I feel tired all the time, and I think that the baby blues have found a home inside this mama. Not once have I sat there and been frustrated at Isaac or angry or so depressed that I want nothing to do with him... it's not like that for me. Personally, my entire social drive has been chucked out the window, rolled down a steep canyon and is now buried at the bottom of the deepest part of the ocean. I know I'm a pretty awkward person when it comes to making conversation or whatnot, but usually I can do it pretty well.. not right now though! Now, I have a hard time not yawning every other word (when I can find words to say), and feeling like being around people is what I want to be doing at that moment. In my mind I would so much rather be snuggled in bed with Isaac, eating edamame and watching a movie or listening to our favorite guitar music.
Sometimes being home alone with Isaac is hard. It gives me a lot of time inside my head to think about how awesomely unattractive my post pregnancy body is with it's swelling of the face, tigerstripes on the tummy (stretch marks), and flabby skin on the stomach that makes me look fat as well.
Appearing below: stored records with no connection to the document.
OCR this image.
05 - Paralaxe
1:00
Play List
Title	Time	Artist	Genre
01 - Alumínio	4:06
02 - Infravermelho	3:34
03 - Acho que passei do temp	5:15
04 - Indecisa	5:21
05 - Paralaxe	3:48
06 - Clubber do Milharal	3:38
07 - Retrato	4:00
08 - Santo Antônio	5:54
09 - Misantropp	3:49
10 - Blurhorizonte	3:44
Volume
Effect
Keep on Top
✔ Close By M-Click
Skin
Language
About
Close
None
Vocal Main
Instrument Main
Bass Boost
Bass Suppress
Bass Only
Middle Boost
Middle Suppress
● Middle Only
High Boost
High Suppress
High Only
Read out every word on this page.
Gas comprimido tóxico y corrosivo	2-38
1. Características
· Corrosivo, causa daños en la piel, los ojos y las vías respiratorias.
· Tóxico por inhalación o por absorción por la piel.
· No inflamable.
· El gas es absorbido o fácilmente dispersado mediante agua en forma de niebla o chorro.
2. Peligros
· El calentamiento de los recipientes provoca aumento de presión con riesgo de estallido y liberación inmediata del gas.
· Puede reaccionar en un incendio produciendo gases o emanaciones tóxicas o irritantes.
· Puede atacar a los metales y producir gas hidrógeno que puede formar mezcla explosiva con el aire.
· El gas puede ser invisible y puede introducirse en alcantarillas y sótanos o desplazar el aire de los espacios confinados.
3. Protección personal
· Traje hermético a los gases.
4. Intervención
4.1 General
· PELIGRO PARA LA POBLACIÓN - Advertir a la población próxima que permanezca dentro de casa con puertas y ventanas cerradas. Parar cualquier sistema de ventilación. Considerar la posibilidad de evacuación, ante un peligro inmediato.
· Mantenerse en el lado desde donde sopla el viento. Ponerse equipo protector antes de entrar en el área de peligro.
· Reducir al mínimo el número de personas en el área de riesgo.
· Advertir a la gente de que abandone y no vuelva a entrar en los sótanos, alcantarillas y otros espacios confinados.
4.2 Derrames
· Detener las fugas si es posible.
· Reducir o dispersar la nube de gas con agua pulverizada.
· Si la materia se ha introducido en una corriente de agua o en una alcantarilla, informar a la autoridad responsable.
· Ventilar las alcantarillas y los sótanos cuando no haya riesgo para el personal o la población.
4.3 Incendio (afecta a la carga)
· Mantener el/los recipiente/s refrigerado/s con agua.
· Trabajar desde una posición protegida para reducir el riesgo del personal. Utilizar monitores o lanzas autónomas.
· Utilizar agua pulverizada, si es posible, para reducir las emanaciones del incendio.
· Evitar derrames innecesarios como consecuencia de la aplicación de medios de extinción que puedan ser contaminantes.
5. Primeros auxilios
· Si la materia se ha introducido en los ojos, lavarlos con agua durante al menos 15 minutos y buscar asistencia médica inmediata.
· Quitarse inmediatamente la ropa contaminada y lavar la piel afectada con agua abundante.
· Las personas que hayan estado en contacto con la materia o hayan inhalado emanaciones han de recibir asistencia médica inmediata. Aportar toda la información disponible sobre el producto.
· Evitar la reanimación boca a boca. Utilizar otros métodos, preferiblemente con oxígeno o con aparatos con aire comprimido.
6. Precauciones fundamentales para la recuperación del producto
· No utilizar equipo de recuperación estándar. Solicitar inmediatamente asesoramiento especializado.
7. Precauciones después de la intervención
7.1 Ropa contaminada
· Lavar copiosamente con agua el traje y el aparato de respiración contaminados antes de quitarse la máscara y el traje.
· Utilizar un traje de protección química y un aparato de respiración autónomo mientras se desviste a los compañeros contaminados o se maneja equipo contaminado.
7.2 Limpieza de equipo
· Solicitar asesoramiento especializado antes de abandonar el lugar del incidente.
Ugh. I keep having to tell myself that it's all relevant and this, too shall pass.
I just want to go on a run!! and start working out again so I can feel more like my normal self. I want my nipples to stop feeling like they are on fire and might possible rip off my body when Isaac is eating or when anything, including air, touches them. I want to feel social again. I want Isaac to sleep better so that I have more of a chance to sleep more than 2-3 hours a day... and so that I can spend time with my husband. I want dinner to cook itself and my house to always stay clean and organized without me having to lift a finger. I want Salem to be sunny and warm already so I can go on walks with Isaac and just be outside.
Well, Isaac is being fussy. Until my next middle of the night delirious post.... farewell.


1 comments:

nikki said...

Oh alise we've all been there I promise it will get better around 4 or 5 months it feels like an eterniy but in the big picture it's only a minute. Reading your post brought back all those postpartum memories and kaylee is 13 months now which has flown by!